Testing a run from scratch¶
To make sure everything is working as intended, you can create a new run using the same test data.
Config files¶
MetaMobilePicker is a Snakemake pipeline that works with YAML config files. The easiest way is to let MetaMobilePicker generate its own config file. Before we can do this, we need to generate the samples file. This comma separated file contains your sample names and the paths to the paired end reads. Before making the config file, copy the test reads to a location where you can easily locate them. In your prefered directory run the following commands
> mkdir mmp_data
> cp {PATH TO REPOSITORY}/MetaMobilePicker/test/test_reads_R1.fastq mmp_data
> cp {PATH TO REPOSITORY}/MetaMobilePicker/test/test_reads_R2.fastq mmp_data
> mkdir mmp_test_output # Our output files will go here
Now we can create our samples.txt file to look like this
testsample,mmp_data/test_reads_R1.fastq,mmp_data/test_reads_R2.fastq
Save this file as samples.txt for now. Next, we generate the config file
> metamobilepicker config --samples samples.txt --output test_config.yaml --outdir mmp_test_output
This should give you a file in the current directory called test_config.yaml that contains all the information we need to run MetaMobilePicker.

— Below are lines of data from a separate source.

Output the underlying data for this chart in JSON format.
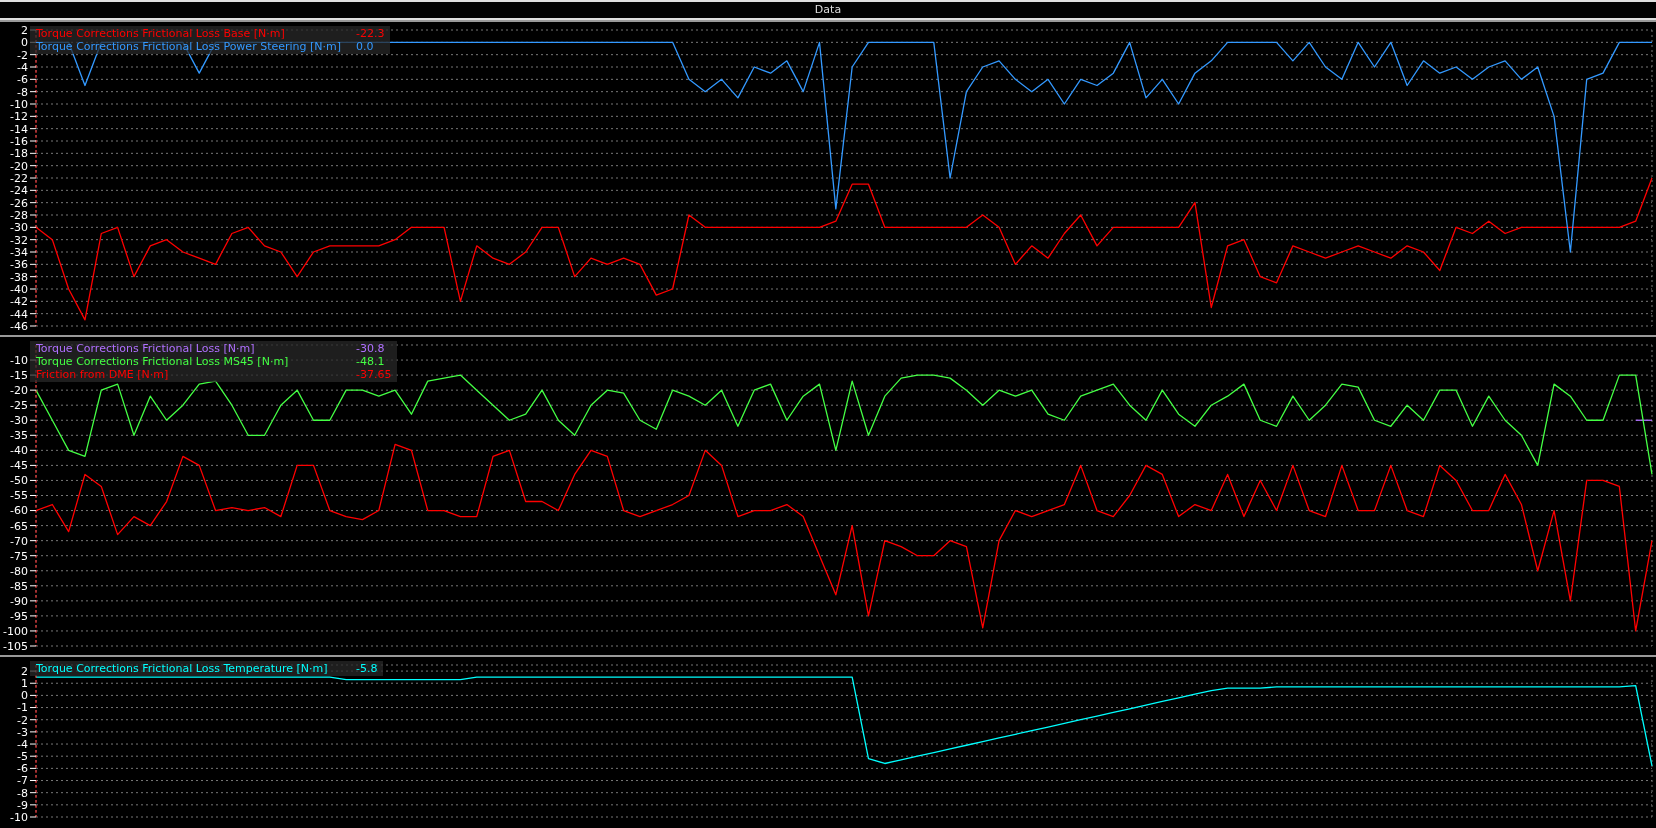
{
  "chart_data": [
    {
      "type": "line",
      "title": "Data",
      "categories": [
        null,
        null,
        null,
        null,
        null,
        null,
        null,
        null,
        null,
        null,
        null,
        null,
        null,
        null,
        null,
        null,
        null,
        null,
        null,
        null,
        null,
        null,
        null,
        null,
        null,
        null,
        null,
        null,
        null,
        null,
        null,
        null,
        null,
        null,
        null,
        null,
        null,
        null,
        null,
        null,
        null,
        null,
        null,
        null,
        null,
        null,
        null,
        null,
        null,
        null,
        null,
        null,
        null,
        null,
        null,
        null,
        null,
        null,
        null,
        null,
        null,
        null,
        null,
        null,
        null,
        null,
        null,
        null,
        null,
        null,
        null,
        null,
        null,
        null,
        null,
        null,
        null,
        null,
        null,
        null,
        null,
        null,
        null,
        null,
        null,
        null,
        null,
        null,
        null,
        null,
        null,
        null,
        null,
        null,
        null,
        null,
        null,
        null,
        null,
        null
      ],
      "series": [
        {
          "name": "Torque Corrections Frictional Loss Base [N·m]",
          "color": "#ff0000",
          "values": [
            -30,
            -32,
            -40,
            -45,
            -31,
            -30,
            -38,
            -33,
            -32,
            -34,
            -35,
            -36,
            -31,
            -30,
            -33,
            -34,
            -38,
            -34,
            -33,
            -33,
            -33,
            -33,
            -32,
            -30,
            -30,
            -30,
            -42,
            -33,
            -35,
            -36,
            -34,
            -30,
            -30,
            -38,
            -35,
            -36,
            -35,
            -36,
            -41,
            -40,
            -28,
            -30,
            -30,
            -30,
            -30,
            -30,
            -30,
            -30,
            -30,
            -29,
            -23,
            -23,
            -30,
            -30,
            -30,
            -30,
            -30,
            -30,
            -28,
            -30,
            -36,
            -33,
            -35,
            -31,
            -28,
            -33,
            -30,
            -30,
            -30,
            -30,
            -30,
            -26,
            -43,
            -33,
            -32,
            -38,
            -39,
            -33,
            -34,
            -35,
            -34,
            -33,
            -34,
            -35,
            -33,
            -34,
            -37,
            -30,
            -31,
            -29,
            -31,
            -30,
            -30,
            -30,
            -30,
            -30,
            -30,
            -30,
            -29,
            -22
          ]
        },
        {
          "name": "Torque Corrections Frictional Loss Power Steering [N·m]",
          "color": "#3399ff",
          "values": [
            0,
            0,
            0,
            -7,
            0,
            0,
            0,
            0,
            0,
            0,
            -5,
            0,
            0,
            0,
            0,
            0,
            0,
            0,
            0,
            0,
            0,
            0,
            0,
            0,
            0,
            0,
            0,
            0,
            0,
            0,
            0,
            0,
            0,
            0,
            0,
            0,
            0,
            0,
            0,
            0,
            -6,
            -8,
            -6,
            -9,
            -4,
            -5,
            -3,
            -8,
            0,
            -27,
            -4,
            0,
            0,
            0,
            0,
            0,
            -22,
            -8,
            -4,
            -3,
            -6,
            -8,
            -6,
            -10,
            -6,
            -7,
            -5,
            0,
            -9,
            -6,
            -10,
            -5,
            -3,
            0,
            0,
            0,
            0,
            -3,
            0,
            -4,
            -6,
            0,
            -4,
            0,
            -7,
            -3,
            -5,
            -4,
            -6,
            -4,
            -3,
            -6,
            -4,
            -12,
            -34,
            -6,
            -5,
            0,
            0,
            0
          ]
        }
      ],
      "ylim": [
        -46,
        2
      ],
      "yticks": [
        2,
        0,
        -2,
        -4,
        -6,
        -8,
        -10,
        -12,
        -14,
        -16,
        -18,
        -20,
        -22,
        -24,
        -26,
        -28,
        -30,
        -32,
        -34,
        -36,
        -38,
        -40,
        -42,
        -44,
        -46
      ],
      "grid": true,
      "legend": "top left",
      "tick_labels": "y",
      "annotations": [
        "-22.3",
        "0.0"
      ]
    },
    {
      "type": "line",
      "categories": [
        null,
        null,
        null,
        null,
        null,
        null,
        null,
        null,
        null,
        null,
        null,
        null,
        null,
        null,
        null,
        null,
        null,
        null,
        null,
        null,
        null,
        null,
        null,
        null,
        null,
        null,
        null,
        null,
        null,
        null,
        null,
        null,
        null,
        null,
        null,
        null,
        null,
        null,
        null,
        null,
        null,
        null,
        null,
        null,
        null,
        null,
        null,
        null,
        null,
        null,
        null,
        null,
        null,
        null,
        null,
        null,
        null,
        null,
        null,
        null,
        null,
        null,
        null,
        null,
        null,
        null,
        null,
        null,
        null,
        null,
        null,
        null,
        null,
        null,
        null,
        null,
        null,
        null,
        null,
        null,
        null,
        null,
        null,
        null,
        null,
        null,
        null,
        null,
        null,
        null,
        null,
        null,
        null,
        null,
        null,
        null,
        null,
        null,
        null,
        null
      ],
      "series": [
        {
          "name": "Torque Corrections Frictional Loss [N·m]",
          "color": "#b070ff",
          "values": [
            null,
            null,
            null,
            null,
            null,
            null,
            null,
            null,
            null,
            null,
            null,
            null,
            null,
            null,
            null,
            null,
            null,
            null,
            null,
            null,
            null,
            null,
            null,
            null,
            null,
            null,
            null,
            null,
            null,
            null,
            null,
            null,
            null,
            null,
            null,
            null,
            null,
            null,
            null,
            null,
            null,
            null,
            null,
            null,
            null,
            null,
            null,
            null,
            null,
            null,
            null,
            null,
            null,
            null,
            null,
            null,
            null,
            null,
            null,
            null,
            null,
            null,
            null,
            null,
            null,
            null,
            null,
            null,
            null,
            null,
            null,
            null,
            null,
            null,
            null,
            null,
            null,
            null,
            null,
            null,
            null,
            null,
            null,
            null,
            null,
            null,
            null,
            null,
            null,
            null,
            null,
            null,
            null,
            null,
            null,
            null,
            null,
            null,
            -30,
            -30
          ]
        },
        {
          "name": "Torque Corrections Frictional Loss MS45 [N·m]",
          "color": "#44ff44",
          "values": [
            -20,
            -30,
            -40,
            -42,
            -20,
            -18,
            -35,
            -22,
            -30,
            -25,
            -18,
            -17,
            -25,
            -35,
            -35,
            -25,
            -20,
            -30,
            -30,
            -20,
            -20,
            -22,
            -20,
            -28,
            -17,
            -16,
            -15,
            -20,
            -25,
            -30,
            -28,
            -20,
            -30,
            -35,
            -25,
            -20,
            -21,
            -30,
            -33,
            -20,
            -22,
            -25,
            -20,
            -32,
            -20,
            -18,
            -30,
            -22,
            -18,
            -40,
            -17,
            -35,
            -22,
            -16,
            -15,
            -15,
            -16,
            -20,
            -25,
            -20,
            -22,
            -20,
            -28,
            -30,
            -22,
            -20,
            -18,
            -25,
            -30,
            -20,
            -28,
            -32,
            -25,
            -22,
            -18,
            -30,
            -32,
            -22,
            -30,
            -25,
            -18,
            -19,
            -30,
            -32,
            -25,
            -30,
            -20,
            -20,
            -32,
            -22,
            -30,
            -35,
            -45,
            -18,
            -22,
            -30,
            -30,
            -15,
            -15,
            -48
          ]
        },
        {
          "name": "Friction from DME [N·m]",
          "color": "#ff0000",
          "values": [
            -60,
            -58,
            -67,
            -48,
            -52,
            -68,
            -62,
            -65,
            -57,
            -42,
            -45,
            -60,
            -59,
            -60,
            -59,
            -62,
            -45,
            -45,
            -60,
            -62,
            -63,
            -60,
            -38,
            -40,
            -60,
            -60,
            -62,
            -62,
            -42,
            -40,
            -57,
            -57,
            -60,
            -48,
            -40,
            -42,
            -60,
            -62,
            -60,
            -58,
            -55,
            -40,
            -45,
            -62,
            -60,
            -60,
            -58,
            -62,
            -75,
            -88,
            -65,
            -95,
            -70,
            -72,
            -75,
            -75,
            -70,
            -72,
            -99,
            -70,
            -60,
            -62,
            -60,
            -58,
            -45,
            -60,
            -62,
            -55,
            -45,
            -48,
            -62,
            -58,
            -60,
            -48,
            -62,
            -50,
            -60,
            -45,
            -60,
            -62,
            -45,
            -60,
            -60,
            -45,
            -60,
            -62,
            -45,
            -50,
            -60,
            -60,
            -48,
            -58,
            -80,
            -60,
            -90,
            -50,
            -50,
            -52,
            -100,
            -70
          ]
        }
      ],
      "ylim": [
        -105,
        -5
      ],
      "yticks": [
        -10,
        -15,
        -20,
        -25,
        -30,
        -35,
        -40,
        -45,
        -50,
        -55,
        -60,
        -65,
        -70,
        -75,
        -80,
        -85,
        -90,
        -95,
        -100,
        -105
      ],
      "grid": true,
      "legend": "top left",
      "tick_labels": "y",
      "annotations": [
        "-30.8",
        "-48.1",
        "-37.65"
      ]
    },
    {
      "type": "line",
      "categories": [
        null,
        null,
        null,
        null,
        null,
        null,
        null,
        null,
        null,
        null,
        null,
        null,
        null,
        null,
        null,
        null,
        null,
        null,
        null,
        null,
        null,
        null,
        null,
        null,
        null,
        null,
        null,
        null,
        null,
        null,
        null,
        null,
        null,
        null,
        null,
        null,
        null,
        null,
        null,
        null,
        null,
        null,
        null,
        null,
        null,
        null,
        null,
        null,
        null,
        null,
        null,
        null,
        null,
        null,
        null,
        null,
        null,
        null,
        null,
        null,
        null,
        null,
        null,
        null,
        null,
        null,
        null,
        null,
        null,
        null,
        null,
        null,
        null,
        null,
        null,
        null,
        null,
        null,
        null,
        null,
        null,
        null,
        null,
        null,
        null,
        null,
        null,
        null,
        null,
        null,
        null,
        null,
        null,
        null,
        null,
        null,
        null,
        null,
        null,
        null
      ],
      "series": [
        {
          "name": "Torque Corrections Frictional Loss Temperature [N·m]",
          "color": "#00ffff",
          "values": [
            1.5,
            1.5,
            1.5,
            1.5,
            1.5,
            1.5,
            1.5,
            1.5,
            1.5,
            1.5,
            1.5,
            1.5,
            1.5,
            1.5,
            1.5,
            1.5,
            1.5,
            1.5,
            1.5,
            1.3,
            1.3,
            1.3,
            1.3,
            1.3,
            1.3,
            1.3,
            1.3,
            1.5,
            1.5,
            1.5,
            1.5,
            1.5,
            1.5,
            1.5,
            1.5,
            1.5,
            1.5,
            1.5,
            1.5,
            1.5,
            1.5,
            1.5,
            1.5,
            1.5,
            1.5,
            1.5,
            1.5,
            1.5,
            1.5,
            1.5,
            1.5,
            -5.2,
            -5.6,
            -5.3,
            -5,
            -4.7,
            -4.4,
            -4.1,
            -3.8,
            -3.5,
            -3.2,
            -2.9,
            -2.6,
            -2.3,
            -2,
            -1.7,
            -1.4,
            -1.1,
            -0.8,
            -0.5,
            -0.2,
            0.1,
            0.4,
            0.6,
            0.6,
            0.6,
            0.7,
            0.7,
            0.7,
            0.7,
            0.7,
            0.7,
            0.7,
            0.7,
            0.7,
            0.7,
            0.7,
            0.7,
            0.7,
            0.7,
            0.7,
            0.7,
            0.7,
            0.7,
            0.7,
            0.7,
            0.7,
            0.7,
            0.8,
            -5.8
          ]
        }
      ],
      "ylim": [
        -10,
        2.5
      ],
      "yticks": [
        2,
        1,
        0,
        -1,
        -2,
        -3,
        -4,
        -5,
        -6,
        -7,
        -8,
        -9,
        -10
      ],
      "grid": true,
      "legend": "top left",
      "tick_labels": "y",
      "annotations": [
        "-5.8"
      ]
    }
  ]
}
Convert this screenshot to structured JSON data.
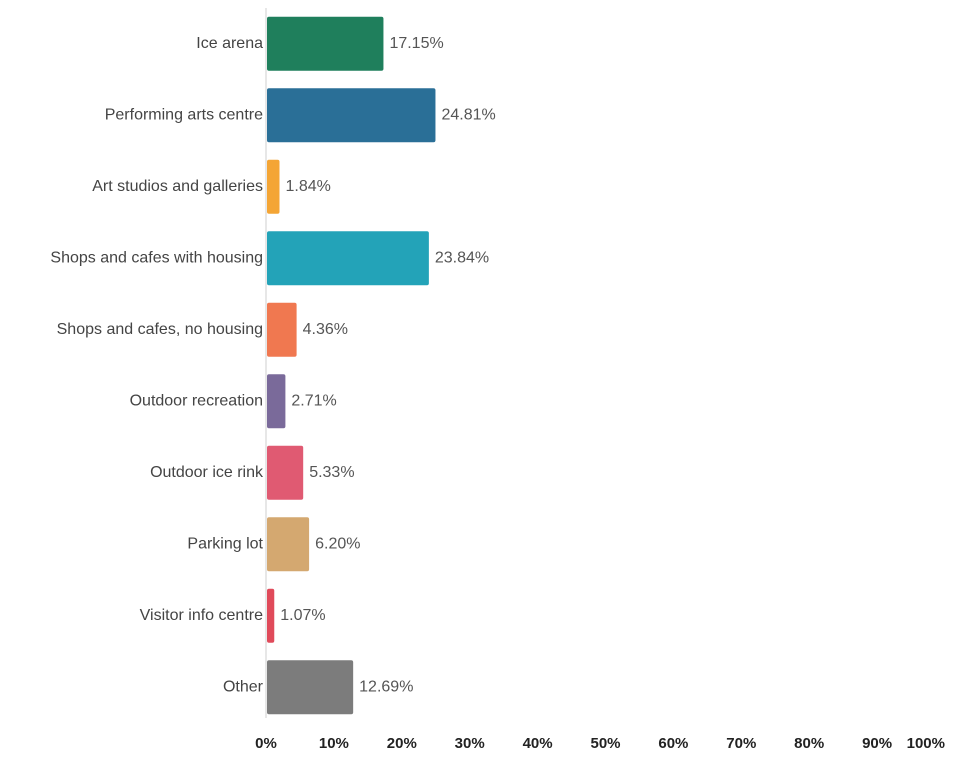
{
  "chart_data": {
    "type": "bar",
    "orientation": "horizontal",
    "categories": [
      "Ice arena",
      "Performing arts centre",
      "Art studios and galleries",
      "Shops and cafes with housing",
      "Shops and cafes, no housing",
      "Outdoor recreation",
      "Outdoor ice rink",
      "Parking lot",
      "Visitor info centre",
      "Other"
    ],
    "values": [
      17.15,
      24.81,
      1.84,
      23.84,
      4.36,
      2.71,
      5.33,
      6.2,
      1.07,
      12.69
    ],
    "value_labels": [
      "17.15%",
      "24.81%",
      "1.84%",
      "23.84%",
      "4.36%",
      "2.71%",
      "5.33%",
      "6.20%",
      "1.07%",
      "12.69%"
    ],
    "colors": [
      "#1f7f5c",
      "#2a6f97",
      "#f4a535",
      "#23a3b8",
      "#f07850",
      "#7a6a9a",
      "#e05a72",
      "#d4a870",
      "#e04a5a",
      "#7c7c7c"
    ],
    "xlim": [
      0,
      100
    ],
    "x_ticks": [
      "0%",
      "10%",
      "20%",
      "30%",
      "40%",
      "50%",
      "60%",
      "70%",
      "80%",
      "90%",
      "100%"
    ],
    "grid": false,
    "legend": "none"
  }
}
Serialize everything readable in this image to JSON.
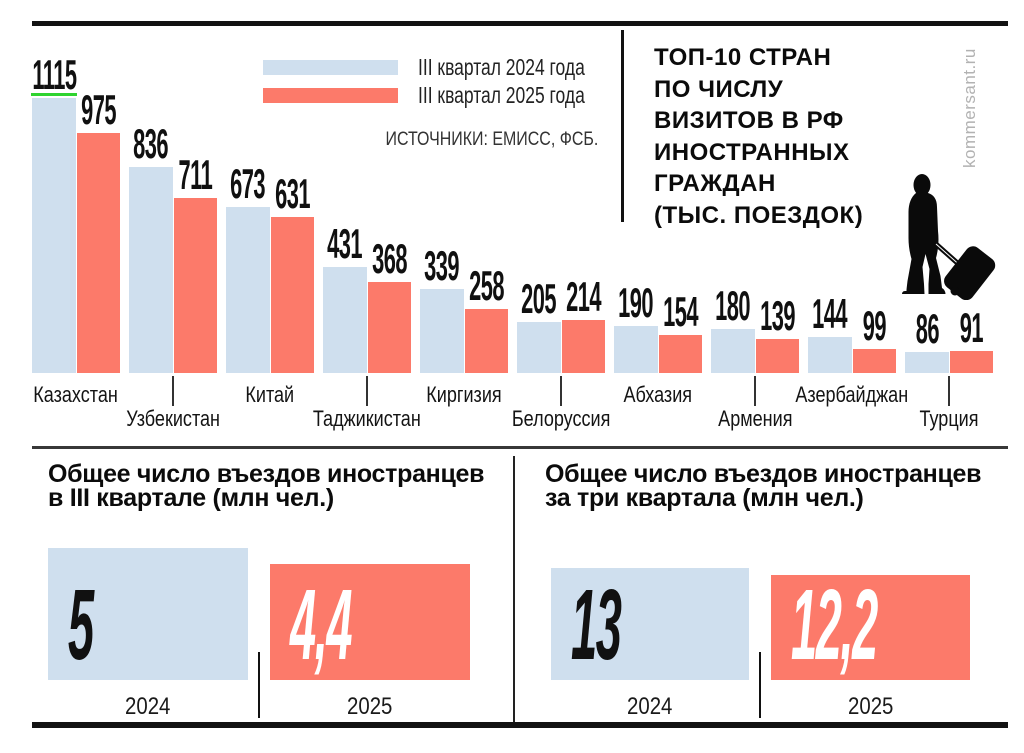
{
  "header": {
    "title": "ТОП-10 СТРАН\nПО ЧИСЛУ\nВИЗИТОВ В РФ\nИНОСТРАННЫХ\nГРАЖДАН\n(ТЫС. ПОЕЗДОК)",
    "watermark": "kommersant.ru",
    "source": "ИСТОЧНИКИ: ЕМИСС, ФСБ."
  },
  "colors": {
    "bar_2024": "#cfdfee",
    "bar_2025": "#fc7a6a",
    "highlight_underline": "#2fd32f",
    "text": "#101010"
  },
  "legend": {
    "items": [
      {
        "label": "III квартал 2024 года",
        "color": "#cfdfee"
      },
      {
        "label": "III квартал 2025 года",
        "color": "#fc7a6a"
      }
    ]
  },
  "chart_data": {
    "type": "bar",
    "title": "ТОП-10 СТРАН ПО ЧИСЛУ ВИЗИТОВ В РФ ИНОСТРАННЫХ ГРАЖДАН (ТЫС. ПОЕЗДОК)",
    "unit": "тыс. поездок",
    "categories": [
      "Казахстан",
      "Узбекистан",
      "Китай",
      "Таджикистан",
      "Киргизия",
      "Белоруссия",
      "Абхазия",
      "Армения",
      "Азербайджан",
      "Турция"
    ],
    "series": [
      {
        "name": "III квартал 2024 года",
        "color": "#cfdfee",
        "values": [
          1115,
          836,
          673,
          431,
          339,
          205,
          190,
          180,
          144,
          86
        ]
      },
      {
        "name": "III квартал 2025 года",
        "color": "#fc7a6a",
        "values": [
          975,
          711,
          631,
          368,
          258,
          214,
          154,
          139,
          99,
          91
        ]
      }
    ],
    "ylim": [
      0,
      1115
    ],
    "grid": false,
    "value_labels": true,
    "legend_position": "top-center",
    "highlight_first_value_underline": "#2fd32f"
  },
  "summary_panels": [
    {
      "heading": "Общее число въездов иностранцев\nв III квартале (млн чел.)",
      "items": [
        {
          "year": "2024",
          "label": "5",
          "value": 5,
          "color": "#cfdfee",
          "text_color": "#111111"
        },
        {
          "year": "2025",
          "label": "4,4",
          "value": 4.4,
          "color": "#fc7a6a",
          "text_color": "#ffffff"
        }
      ]
    },
    {
      "heading": "Общее число въездов иностранцев\nза три квартала (млн чел.)",
      "items": [
        {
          "year": "2024",
          "label": "13",
          "value": 13,
          "color": "#cfdfee",
          "text_color": "#111111"
        },
        {
          "year": "2025",
          "label": "12,2",
          "value": 12.2,
          "color": "#fc7a6a",
          "text_color": "#ffffff"
        }
      ]
    }
  ]
}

Running the pipeline using our config file¶
Next, to test the installation of the pipeline, run the following command
> metamobilepicker run -c test_config.yaml --dryrun
If this doesn’t give errors, go ahead and run
Troubleshooting¶
MetaMobilePicker depends on the (conda) installation of several tools. This can lead to unexpected errors when trying to install all environments on a different system. Here we show some issues we found during testing.
Installing the Anvi’o environment
From the Anvi’o documentation: While setting up your environment to track the development branch, especially on Ubuntu systems (first observed on Ubuntu 20.04 LTS), you may run into issues related to package conflicts that produce error messages like this one:
Encountered problems while solving:
- nothing provides r 3.2.2* needed by r-magrittr-1.5-r3.2.2_0
- nothing provides icu 54.* needed by r-base-3.3.1-1
- package sqlite-3.32.3-h4cf870e_1 requires readline >=8.0,<9.0a0, but none of the providers can be installed
- package samtools-1.9-h8ee4bcc_1 requires ncurses >=6.1,<6.2.0a0, but none of the providers can be installed
These problems can be solved by explicitly setting conda with flexible channel priority setting. Run these commands to change the channel priority setting:
conda config --describe channel_priority
conda config --set channel_priority flexible
And re-run the commands to install conda packages. You can set the priority back to ‘strict’ at any time.
Singularity issues The installation of Singularity can be the source of some bugs. When you are not the administrator of the system you’re trying to instal MetaMobilePicker on, it is important to first check if the administrator has a system-wide version of Singularity installed. This can be checked using the following command
If this command gives an error, Singularity is not installed. Please try to install it from the singularity website or from conda.
Please note that the minimal required Singularity version for MetaMobilePicker is v3.7.
Contributions¶
We welcome contributions in the form of GitLab issues or pull requests, or additions to this documentation.